09.02.2018
Jahrestag
der Befreiung von den I.G. Farben
Enthüllungen
von Otto Köhler
Im Juli 1932 – nach einem Besuch bei
Hitler – beschloss die
I. G.-Farben-Führung, die Produktion des vollkommen
unwirtschaftlichen synthetisches Benzins fortzusetzen. Denn der
„Führer“ hatte, acht Monate vor der
Machtübertragung an ihn, gewußt, dass er die IG
Farben benötigt für seinen Krieg. Forschungen von
Otto Köhler haben ergeben, dass die IG Farben schon lange vor
dem 30.1.33 auf Hitler setzten – und er auf sie. Hier ein
Beitrag von Ulrich Sander zu diesem Thema, der gekürzt in
„Ossietzky“ stand:
Ulrich Sander
- Jahrestag der Befreiung von den I.G. Farben
Im Juli 1932 – nach einem Besuch bei
Hitler – beschloss die
I. G.-Farben-Führung, die Produktion des vollkommen
unwirtschaftlichen synthetischen Benzins fortzusetzen. Denn der
Führer hatte, acht Monate bevor ihm am 30. Januar 1933 die
Verantwortung übergeben wurde, laut I.G.-Direktor Heinrich
Bütefisch »klar und überzeugend«
entschieden: »Die Wirtschaft in einem Deutschland, das
politisch unabhängig bleiben will, ist heute ohne Öl
nicht denkbar. Der deutsche Treibstoff muss daher selbst unter Opfern
verwirklicht werden.« In seinem Manuskript – der
Text war für das Jubiläum »25 Jahre
Leuna« 1941 bestimmt, das wegen des anhaltenden Krieges nicht
stattfand -, schrieb Bütefisch über das Ergebnis des
25. Juni 1932: »Wir fuhren zurück in dem stolzen
Bewusstsein, einen tiefen Blick in den Zusammenhang des
großen geschichtlichen Werdens« – den
Vierjahresplan für den kommenden Krieg –
»getan und von dem kommenden Führer des ganzen
deutschen Volkes bestätigt erhalten zu haben, dass unser Ziel
richtig und unsere Arbeit von größter Bedeutung
war.« Diese Zusammenhänge hat Otto Köhler
aufgedeckt (siehe Junge Welt vom 27.12.2017). Und er fand bereits am
26. 11. 2007 lt. Junge Welt heraus:
Es wird seitens der IG Farben-Geschichtsschreibung
nicht einmal vor plumpen Fälschungen
zurückgeschreckt, wenn es darum geht, das Unternehmertum und
seine NS-Geschichte weißzuwaschen. Es gebe „keine
gegenlautenden Aussagen oder Dokumente“ zur Aussage von Carl
Krauch aus der I.G.Farben-Spitze im Nürnberger Prozess,
niemals die Zurverfügungstellung von Zwangsarbeitern
für das Werk der I.G. in Auschwitz beantragt zu haben. So
heißt es in der Firmengeschichte. Krauch hat gelogen. Das
Dokument für Krauchs Antrag auf Bereitstellung von
Zwangsarbeitern für die IG Farben wurde laut Köhler
um die Worte „Auf meinen Antrag und“
gekürzt. Der gerichtsbekannte Brief, den Krauch am 4.

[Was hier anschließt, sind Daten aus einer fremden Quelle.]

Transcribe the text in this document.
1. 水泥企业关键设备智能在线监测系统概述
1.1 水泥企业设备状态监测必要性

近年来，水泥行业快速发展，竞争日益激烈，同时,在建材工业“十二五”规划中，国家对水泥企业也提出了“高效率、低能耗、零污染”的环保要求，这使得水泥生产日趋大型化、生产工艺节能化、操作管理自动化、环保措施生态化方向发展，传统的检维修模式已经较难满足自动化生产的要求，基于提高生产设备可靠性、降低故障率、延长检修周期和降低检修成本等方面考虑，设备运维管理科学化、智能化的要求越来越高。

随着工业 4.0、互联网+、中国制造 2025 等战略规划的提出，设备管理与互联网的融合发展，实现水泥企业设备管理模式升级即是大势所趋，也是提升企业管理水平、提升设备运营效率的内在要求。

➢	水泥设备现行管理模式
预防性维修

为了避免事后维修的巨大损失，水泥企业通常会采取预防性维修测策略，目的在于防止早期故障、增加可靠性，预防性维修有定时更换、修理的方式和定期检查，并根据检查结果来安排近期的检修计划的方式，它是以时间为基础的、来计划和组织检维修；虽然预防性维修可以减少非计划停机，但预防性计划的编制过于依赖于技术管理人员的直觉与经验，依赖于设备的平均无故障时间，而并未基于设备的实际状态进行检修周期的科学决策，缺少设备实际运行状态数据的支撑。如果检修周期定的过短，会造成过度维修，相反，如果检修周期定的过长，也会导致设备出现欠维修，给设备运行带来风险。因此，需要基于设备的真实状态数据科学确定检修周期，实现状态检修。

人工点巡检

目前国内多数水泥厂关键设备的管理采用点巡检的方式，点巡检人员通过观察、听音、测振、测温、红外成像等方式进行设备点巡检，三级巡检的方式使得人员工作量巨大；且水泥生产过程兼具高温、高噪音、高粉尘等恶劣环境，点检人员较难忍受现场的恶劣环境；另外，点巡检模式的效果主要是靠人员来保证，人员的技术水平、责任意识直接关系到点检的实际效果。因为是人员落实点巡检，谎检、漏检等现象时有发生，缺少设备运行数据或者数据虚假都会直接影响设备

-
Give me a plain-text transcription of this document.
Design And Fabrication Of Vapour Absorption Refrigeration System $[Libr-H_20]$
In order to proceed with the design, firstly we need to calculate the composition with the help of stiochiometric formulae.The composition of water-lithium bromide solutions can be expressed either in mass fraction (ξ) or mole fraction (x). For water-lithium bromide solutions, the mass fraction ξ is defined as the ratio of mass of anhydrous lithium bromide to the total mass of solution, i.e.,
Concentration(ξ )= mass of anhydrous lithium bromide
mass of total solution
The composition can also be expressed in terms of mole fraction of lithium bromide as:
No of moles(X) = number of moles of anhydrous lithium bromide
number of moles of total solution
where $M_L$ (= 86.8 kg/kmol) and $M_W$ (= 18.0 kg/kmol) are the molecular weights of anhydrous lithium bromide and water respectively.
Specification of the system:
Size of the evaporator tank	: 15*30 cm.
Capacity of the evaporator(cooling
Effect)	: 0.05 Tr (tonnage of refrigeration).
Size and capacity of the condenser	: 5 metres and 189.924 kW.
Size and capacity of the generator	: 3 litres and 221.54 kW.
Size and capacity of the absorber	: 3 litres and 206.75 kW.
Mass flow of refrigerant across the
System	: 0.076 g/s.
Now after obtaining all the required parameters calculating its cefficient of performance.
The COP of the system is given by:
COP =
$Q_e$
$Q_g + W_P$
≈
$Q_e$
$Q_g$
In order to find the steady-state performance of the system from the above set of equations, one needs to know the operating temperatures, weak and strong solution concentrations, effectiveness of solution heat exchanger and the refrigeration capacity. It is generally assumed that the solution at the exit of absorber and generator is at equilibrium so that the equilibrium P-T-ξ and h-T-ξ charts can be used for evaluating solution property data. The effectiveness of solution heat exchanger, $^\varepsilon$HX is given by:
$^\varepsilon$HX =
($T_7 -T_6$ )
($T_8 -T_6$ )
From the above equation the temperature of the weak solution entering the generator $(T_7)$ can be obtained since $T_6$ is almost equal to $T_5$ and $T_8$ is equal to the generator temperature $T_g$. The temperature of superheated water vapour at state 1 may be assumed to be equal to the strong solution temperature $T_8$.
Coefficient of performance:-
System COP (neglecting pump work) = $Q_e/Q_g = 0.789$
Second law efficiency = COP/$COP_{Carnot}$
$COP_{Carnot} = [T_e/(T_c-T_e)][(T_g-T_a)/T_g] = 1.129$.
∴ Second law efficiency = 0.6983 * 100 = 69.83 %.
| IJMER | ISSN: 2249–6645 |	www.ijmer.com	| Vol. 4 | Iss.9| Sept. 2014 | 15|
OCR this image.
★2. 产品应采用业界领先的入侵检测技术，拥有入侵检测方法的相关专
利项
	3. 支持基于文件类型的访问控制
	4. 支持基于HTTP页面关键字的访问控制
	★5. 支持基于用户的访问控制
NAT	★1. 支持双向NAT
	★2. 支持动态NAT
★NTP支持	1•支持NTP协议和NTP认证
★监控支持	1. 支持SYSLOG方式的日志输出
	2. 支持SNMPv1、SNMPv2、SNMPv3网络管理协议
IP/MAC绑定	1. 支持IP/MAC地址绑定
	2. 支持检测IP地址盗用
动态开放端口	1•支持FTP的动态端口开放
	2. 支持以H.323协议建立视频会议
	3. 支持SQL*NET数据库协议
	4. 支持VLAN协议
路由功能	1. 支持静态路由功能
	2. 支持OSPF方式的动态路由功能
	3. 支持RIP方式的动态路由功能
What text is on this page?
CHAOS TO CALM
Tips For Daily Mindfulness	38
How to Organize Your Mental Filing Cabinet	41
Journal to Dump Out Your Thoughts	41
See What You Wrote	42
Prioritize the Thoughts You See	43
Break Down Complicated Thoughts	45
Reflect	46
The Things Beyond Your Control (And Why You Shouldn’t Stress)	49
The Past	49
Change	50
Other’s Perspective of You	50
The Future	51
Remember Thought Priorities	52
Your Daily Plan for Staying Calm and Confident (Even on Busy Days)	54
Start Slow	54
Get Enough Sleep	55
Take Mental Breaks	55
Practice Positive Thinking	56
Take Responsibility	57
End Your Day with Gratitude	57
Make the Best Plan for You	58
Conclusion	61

März 1941 an seinen für Auschwitz
zuständigen Vorstandskollegen, den Giftgasexperten Otto
Ambros, richtete, lautete vollständig: „Auf meinen
Antrag und auf Weisung des Herrn Reichsmarschalls“ habe der
Reichsführer SS unter dem 26. Februar angeordnet, dass der
Aufbau des Werkes in Auschwitz „durch die Gefangenen aus dem
Konzentrationslager in jedem nur möglichem Umfange zu
unterstützen sei“.
Hans Frankenthal (1926–1999) hatte unter
der I.G.-Farben-Herrschaft sehr zu leiden. Am 1. März 1943
wurde Frankenthal mit seiner Familie aus seiner
sauerländischen Heimat in das Konzentrationslager Auschwitz
deportiert. Seine Eltern wurden dort getötet, er kam mit
seinem Bruder Ernst in das KZ Auschwitz III Monowitz. Dort wurden
medizinische Versuche an seinen Zähnen durchgeführt,
und er arbeitete als Zwangsarbeiter für die I.G. Farben.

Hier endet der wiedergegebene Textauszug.